I was playing basketball once and we were up against the best team in the competition. This was a group of guys who had played at a really high level, much higher than the competition we were in, and they were well better than the rest of our league, won the grand final season after season. I was talking to a teammate before we played them one time and he was like ‘I hate playing this team, coming out on a cold night just to get your ass kicked’. And he was right, it was annoying – it’s no fun going into a match knowing that you’re about to get destroyed – but my view on this was actually the opposite of his. I told him I like playing these guys – the problem is more that we only get to face them once every eight weeks. Playing them was an opportunity, a chance to see how you matched up and to try and work them out, maybe even get a few over on them. Yes, they were going to win, but maybe we could put some pressure on them, hit a few shots, remind them not to leave us open. Playing against them was an opportunity to improve – because if you didn’t, you were just gonna’ get trampled over and over again. You either worked harder or you gave up – it was that simple. I wasn’t prepared to give up and drop down to the next grade below, so the only other option was to take them on, keep trying. The only thing you could do was to keep working to improve.
This is how I view criticism. Critiques force you to improve. Just as an athlete trains and works out and builds herself into a better player, you need to read, you need to edit and you have to put in the work, every day. The more you do this, the more you’ll improve. Criticism is an important element of this, because while it’s not always right, it’s worth taking in, worth listening to, even just as motivation to prove them wrong. The more you face up to criticism and accept it as a challenge, something to improve and aspire to, the better off you’ll be. And here’s the thing – you will improve. You see it all the time in sports, players improve year-on-year, they get better because they have to. Because the only other option is to give up. The only way criticism will defeat you is if you give up. If you accept it, if you agree with it, and if you decide you don’t have the energy to put in the effort anymore, then you’ll have decided your own fate. But if you believe you can, that you want to succeed despite whatever odds you face, then you will. You just need to put in the work. You need to train, analyse, study successful people in your field and build an understanding of what it takes to get to that next level.

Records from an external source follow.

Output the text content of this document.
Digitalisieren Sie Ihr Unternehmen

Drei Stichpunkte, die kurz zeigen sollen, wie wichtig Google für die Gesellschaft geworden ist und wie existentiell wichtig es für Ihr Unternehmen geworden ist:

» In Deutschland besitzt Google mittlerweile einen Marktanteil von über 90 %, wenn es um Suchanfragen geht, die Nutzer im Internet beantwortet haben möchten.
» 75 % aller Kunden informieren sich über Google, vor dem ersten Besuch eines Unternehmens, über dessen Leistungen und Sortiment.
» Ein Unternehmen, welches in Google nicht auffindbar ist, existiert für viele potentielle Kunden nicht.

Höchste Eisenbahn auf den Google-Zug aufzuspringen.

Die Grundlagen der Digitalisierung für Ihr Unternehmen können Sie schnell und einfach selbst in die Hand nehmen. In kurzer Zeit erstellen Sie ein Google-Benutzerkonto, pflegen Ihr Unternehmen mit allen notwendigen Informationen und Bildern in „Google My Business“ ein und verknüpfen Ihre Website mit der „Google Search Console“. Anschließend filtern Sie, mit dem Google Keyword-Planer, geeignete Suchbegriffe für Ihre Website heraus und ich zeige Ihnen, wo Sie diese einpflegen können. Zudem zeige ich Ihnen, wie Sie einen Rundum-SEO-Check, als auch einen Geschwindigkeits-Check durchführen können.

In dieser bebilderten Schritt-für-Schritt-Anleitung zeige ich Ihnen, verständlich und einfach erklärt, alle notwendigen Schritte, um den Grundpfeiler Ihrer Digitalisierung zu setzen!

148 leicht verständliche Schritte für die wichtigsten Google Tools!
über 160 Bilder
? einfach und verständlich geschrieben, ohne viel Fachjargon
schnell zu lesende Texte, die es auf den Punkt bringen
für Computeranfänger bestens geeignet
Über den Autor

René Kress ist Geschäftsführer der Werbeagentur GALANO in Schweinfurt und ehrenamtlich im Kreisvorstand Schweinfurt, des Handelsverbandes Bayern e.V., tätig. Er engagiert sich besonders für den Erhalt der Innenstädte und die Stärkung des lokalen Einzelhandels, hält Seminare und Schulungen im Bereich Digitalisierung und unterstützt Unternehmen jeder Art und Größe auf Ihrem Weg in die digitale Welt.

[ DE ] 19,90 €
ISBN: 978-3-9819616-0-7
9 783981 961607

Writing is work, it’s consistent effort, consistent reading and practice to understand and improve. The only way you stop improving is when you stop. Period. If you’re happy with where you’re at, that’s fine, no need to put in any more work. If you think those professional writers and authors on bookstore shelves are well above your standard, that they’re too high to even consider comparing your work against, then you’re right. But if you really want to succeed, if you take criticism as a call to action, rather than a cue to shut down, then you will improve. And you’ll keep progressing towards that next level of success.